The Hispanic Majority Ideal
“These statistics are appropriate to our geographic location. San Antonio, being very close to Mexico, is primarily Hispanic.”

— Veronica Salvio, junior biochemistry major

“You don’t really see it (The Hispanic majority), but you feel it,”

— Amari Cunningham, Freshman communications major

“Though it’s a bit more diverse than the other campuses I’ve been to (Texas State and UT Rio Grande), in a way (UTSA) is predominately Hispanic; a lot of people speak Spanish here.” He continues, “As I’m working, I see a mix of races, but a lot of them look Hispanic.”

— Joel Ortiz, UTSA student / JPL Chick-fil-a employee

“I understand that we’re a predominately Hispanic Institution, even with veterans.” He goes on to say, “However, there is a good representation of ethnic groups on campus.
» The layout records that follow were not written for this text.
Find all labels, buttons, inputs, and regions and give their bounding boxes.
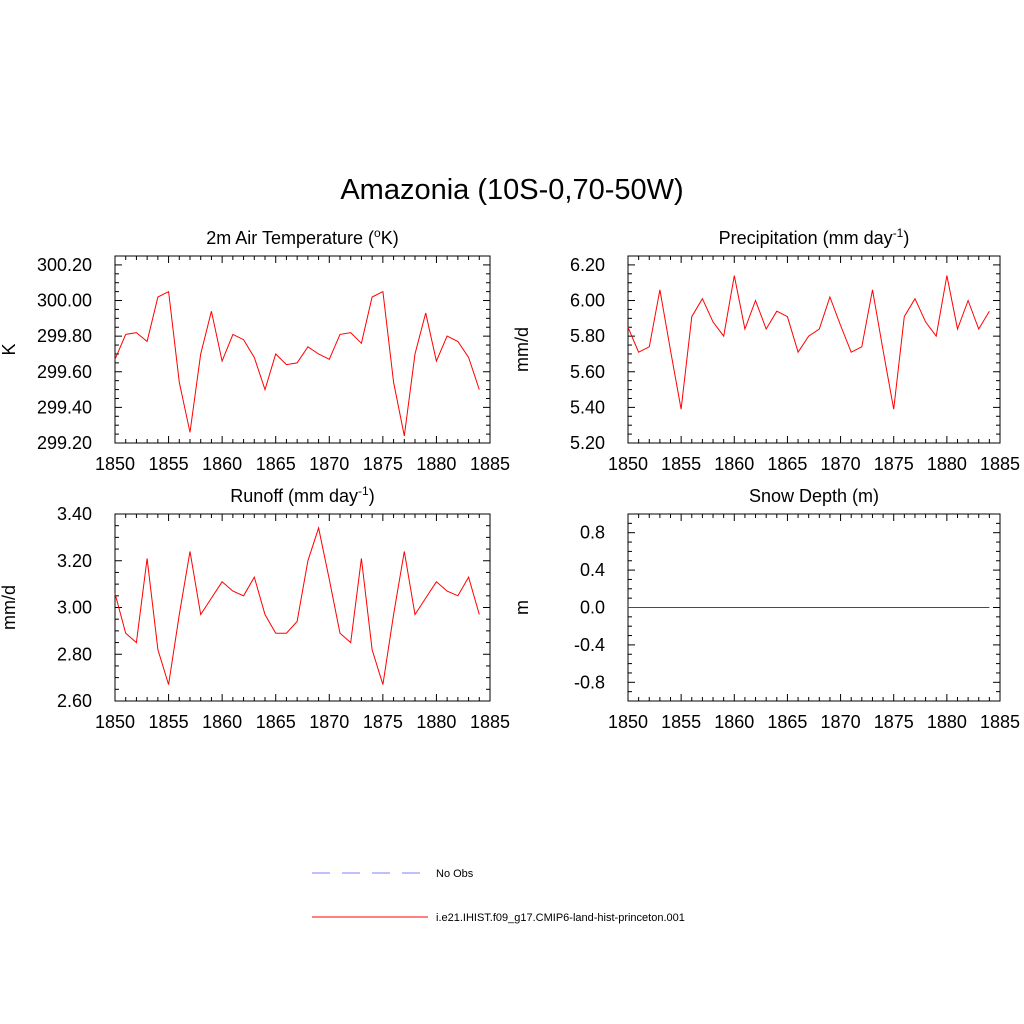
x-tick-label: 1850	[95, 712, 135, 732]
panel-title-text: Snow Depth (m)	[749, 486, 879, 506]
panel-title-text: 2m Air Temperature (	[206, 228, 374, 248]
y-tick-label: 299.20	[37, 433, 92, 453]
x-tick-label: 1855	[149, 712, 189, 732]
y-tick-label: 5.60	[570, 362, 605, 382]
y-tick-label: 300.00	[37, 291, 92, 311]
y-tick-label: 0.0	[580, 598, 605, 618]
figure-title: Amazonia (10S-0,70-50W)	[340, 174, 684, 206]
y-tick-label: 3.20	[57, 551, 92, 571]
x-tick-label: 1855	[661, 454, 701, 474]
y-tick-label: 3.40	[57, 504, 92, 524]
series-line	[114, 526, 480, 685]
x-tick-label: 1880	[416, 712, 456, 732]
y-tick-label: 5.40	[570, 397, 605, 417]
legend: No Obs i.e21.IHIST.f09_g17.CMIP6-land-his…	[312, 868, 685, 924]
panel-title-text: Runoff (mm day	[230, 486, 358, 506]
x-tick-label: 1875	[363, 454, 403, 474]
legend-label: No Obs	[436, 868, 474, 880]
panel-precipitation: 1850 1855 1860 1865 1870 1875 1880 1885 5.20 5.40…	[512, 226, 1020, 474]
x-tick-label: 1865	[256, 454, 296, 474]
y-tick-label: 5.80	[570, 326, 605, 346]
x-tick-label: 1865	[767, 712, 807, 732]
y-tick-label: -0.4	[574, 635, 605, 655]
y-tick-label: 0.4	[580, 560, 605, 580]
y-tick-label: 6.20	[570, 255, 605, 275]
x-tick-label: 1850	[608, 454, 648, 474]
x-tick-label: 1860	[714, 454, 754, 474]
x-tick-label: 1885	[470, 454, 510, 474]
y-tick-label: 6.00	[570, 291, 605, 311]
x-tick-label: 1880	[927, 454, 967, 474]
panel-title: Precipitation (mm day-1)	[719, 226, 910, 248]
y-tick-label: 299.60	[37, 362, 92, 382]
x-tick-label: 1850	[95, 454, 135, 474]
y-tick-label: 2.60	[57, 691, 92, 711]
y-tick-label: 5.20	[570, 433, 605, 453]
x-tick-label: 1875	[874, 454, 914, 474]
panel-title: 2m Air Temperature (oK)	[206, 226, 398, 248]
panel-title-text: Precipitation (mm day	[719, 228, 893, 248]
y-tick-label: 2.80	[57, 644, 92, 664]
panel-title-text-end: )	[903, 228, 909, 248]
x-tick-label: 1870	[821, 454, 861, 474]
legend-label: i.e21.IHIST.f09_g17.CMIP6-land-hist-prin…	[436, 912, 685, 924]
x-tick-label: 1885	[980, 712, 1020, 732]
x-tick-label: 1855	[149, 454, 189, 474]
x-tick-label: 1865	[256, 712, 296, 732]
series-line	[114, 290, 480, 436]
panel-runoff: 1850 1855 1860 1865 1870 1875 1880 1885 2.60 2.80…	[0, 484, 510, 732]
y-tick-label: 299.80	[37, 326, 92, 346]
panel-title-text-end: )	[369, 486, 375, 506]
x-tick-label: 1865	[767, 454, 807, 474]
x-tick-label: 1880	[927, 712, 967, 732]
x-tick-label: 1880	[416, 454, 456, 474]
x-tick-label: 1870	[309, 454, 349, 474]
panel-snow-depth: 1850 1855 1860 1865 1870 1875 1880 1885 -0.8 -0.4…	[512, 486, 1020, 732]
y-axis-label: mm/d	[0, 585, 19, 630]
y-tick-label: 0.8	[580, 523, 605, 543]
panel-title-superscript: -1	[358, 484, 369, 498]
x-tick-label: 1875	[874, 712, 914, 732]
y-tick-label: 300.20	[37, 255, 92, 275]
panel-title: Runoff (mm day-1)	[230, 484, 374, 506]
panel-title-text-end: K)	[381, 228, 399, 248]
x-tick-label: 1855	[661, 712, 701, 732]
plot-frame	[627, 255, 1001, 444]
y-axis-label: K	[0, 343, 19, 355]
series-line	[627, 275, 990, 410]
x-tick-label: 1885	[470, 712, 510, 732]
x-tick-label: 1850	[608, 712, 648, 732]
x-tick-label: 1860	[202, 454, 242, 474]
x-tick-label: 1860	[714, 712, 754, 732]
panel-title: Snow Depth (m)	[749, 486, 879, 506]
x-tick-label: 1870	[821, 712, 861, 732]
panel-title-superscript: o	[374, 226, 381, 240]
y-tick-label: 299.40	[37, 397, 92, 417]
plot-frame	[114, 255, 491, 444]
panel-air-temperature: 1850 1855 1860 1865 1870 1875 1880 1885 299.20 29…	[0, 226, 510, 474]
x-tick-label: 1870	[309, 712, 349, 732]
panel-title-superscript: -1	[893, 226, 904, 240]
y-tick-label: -0.8	[574, 672, 605, 692]
y-axis-label: m	[512, 600, 532, 615]
x-tick-label: 1860	[202, 712, 242, 732]
plot-frame	[114, 513, 491, 702]
x-tick-label: 1885	[980, 454, 1020, 474]
x-tick-label: 1875	[363, 712, 403, 732]
y-axis-label: mm/d	[512, 327, 532, 372]
y-tick-label: 3.00	[57, 598, 92, 618]
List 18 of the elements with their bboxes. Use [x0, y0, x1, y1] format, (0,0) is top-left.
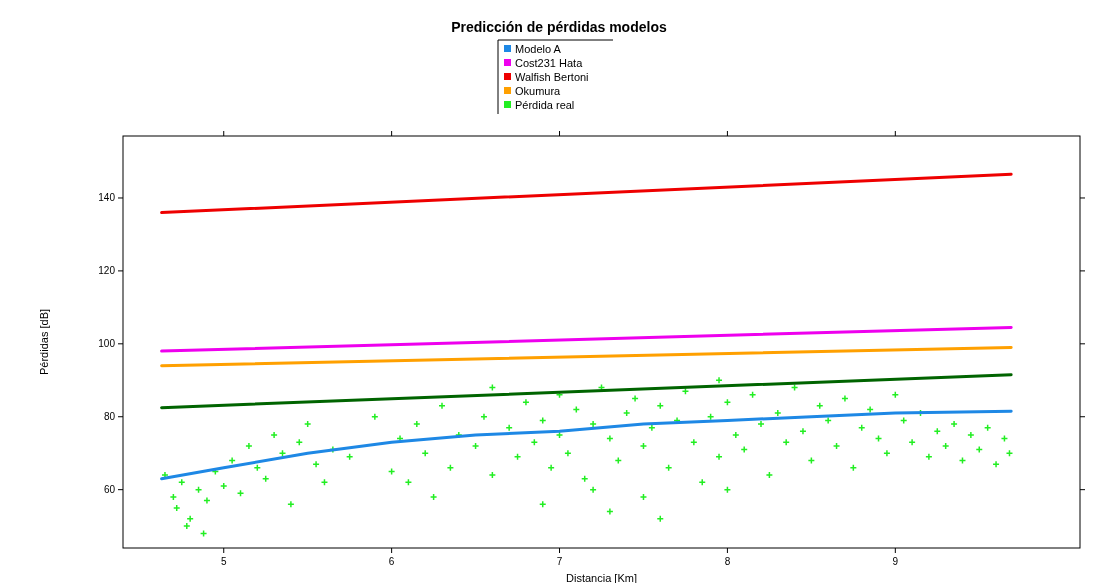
- y-tick-label: 100: [98, 338, 116, 350]
- x-tick-label: 9: [892, 556, 899, 567]
- x-tick-label: 6: [388, 556, 395, 567]
- chart-title: Predicción de pérdidas modelos: [451, 19, 667, 35]
- legend-label: Okumura: [515, 85, 562, 97]
- legend-label: Pérdida real: [515, 99, 575, 111]
- legend-label: Modelo A: [515, 43, 562, 55]
- y-tick-label: 60: [103, 484, 116, 496]
- line-series: [160, 409, 1013, 481]
- y-tick-label: 140: [98, 192, 116, 204]
- legend-label: Cost231 Hata: [515, 57, 584, 69]
- x-tick-label: 8: [724, 556, 731, 567]
- legend-label: Walfish Bertoni: [515, 71, 589, 83]
- y-tick-label: 120: [98, 265, 116, 277]
- x-tick-label: 5: [220, 556, 227, 567]
- y-axis-title: Pérdidas [dB]: [38, 308, 50, 376]
- y-tick-label: 80: [103, 411, 116, 423]
- x-tick-label: 7: [556, 556, 563, 567]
We don’t discriminate against any organizations encourage a lot of students to create new organizations.”

“We like to embrace differences and like to find the common ground between groups.” He adds “I think it is a pretty cohesive campus and there’s obviously more we can do with student engagement.”

— Jaswanth Kintada, SGA Student Body Treasurer

Diversity! Diversity! Diversity! – The Counter Argument
“Our campus is more diverse than the average (college) campus.” He said firmly. Responding to the statistic of UTSA having a 48.4 percent Hispanic population. He disagrees, “I actually don’t think it’s Hispanic dominated, when I came (to UTSA) as a freshman in 2013, I saw a lot of other races other than Hispanic!” He exclaims. “It’s a good thing that there is a lot of diversity, but we like unity.” Edward adds, “I don’t like putting all the diversity together…because there is so much diversity everyone hangs out in their own cliques of their own races.”
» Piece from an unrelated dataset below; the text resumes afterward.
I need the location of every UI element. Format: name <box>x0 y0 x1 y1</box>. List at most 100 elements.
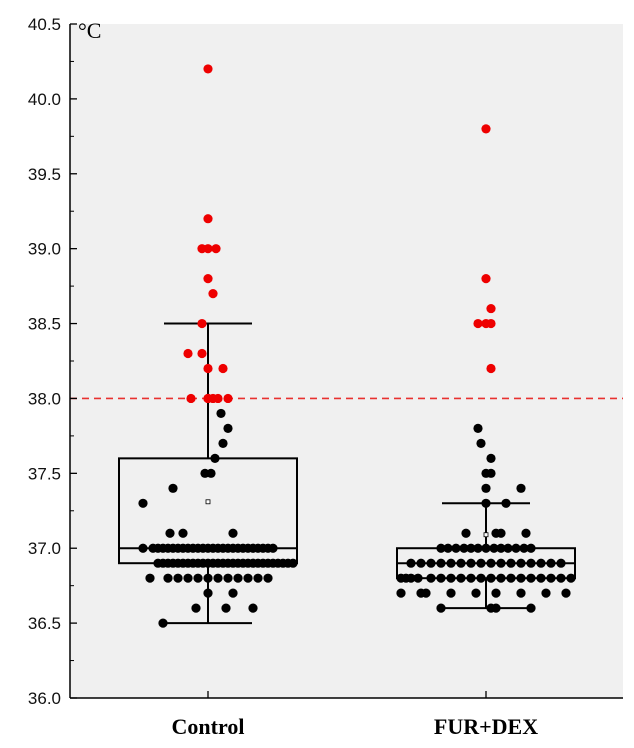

— Edward Miranda, the President of Roadrunner Productions

“I embrace diversity. I see a lot of diversity on campus. There’s a lot of different organizations that have cultural events such as the Muslim Student Association, the Filipino Student Association, and the Black Student Union. I think that encourages diversity and helps people embrace their culture. It is also a way to meet other people like you and make friends.”

— Roshni Sapru, freshman business major

“There are so many international students and more of a diversity of young people getting their degree in this generation which is great.” Maria had completed her BBA at a University in San Antonio approximately 15 year prior and confides, “I’ll be honest, it wasn’t as diverse then.” She continues, “I would say since San Antonio is a predominately Hispanic city, it makes sense that UTSA is more Hispanic. There is more of a stress on the importance of getting an education now…The commuters are all native to San Antonio and often they don’t hang around after their classes, or come to eat or study on campus because they go back home.”

— Maria Dolores Flores, a cashier in the John Peace Library food court

diversity graph

The Takeaway

So what does all of this mean? Clearly the statistics show that UTSA has a very high Hispanic population. But according to the majority of the students, it doesn’t seem that way at all. Yes, the numbers of Hispanic students are high, but as most of them live in San Antonio they spend very little time on campus, whereas most of the international students, hence the diversity, live on campus and are more visible. College campuses have definitely become a lot more diverse in the last decade according to the U.S Department of Education with the number of Hispanics and Latinos increasing from 1.8 million to 2.9 million. Statistics have shown that compared to the average college campus, UTSA is more diverse, just as students predicted. For example the University of Michigan’s demography is 4.6 percent Hispanic, 56.2 percent White Non-Hispanic, 4.1 percent Black Non-Hispanic and 11.2 percent Asian. This puts the demography of our university in a new perspective, where it can be appreciated.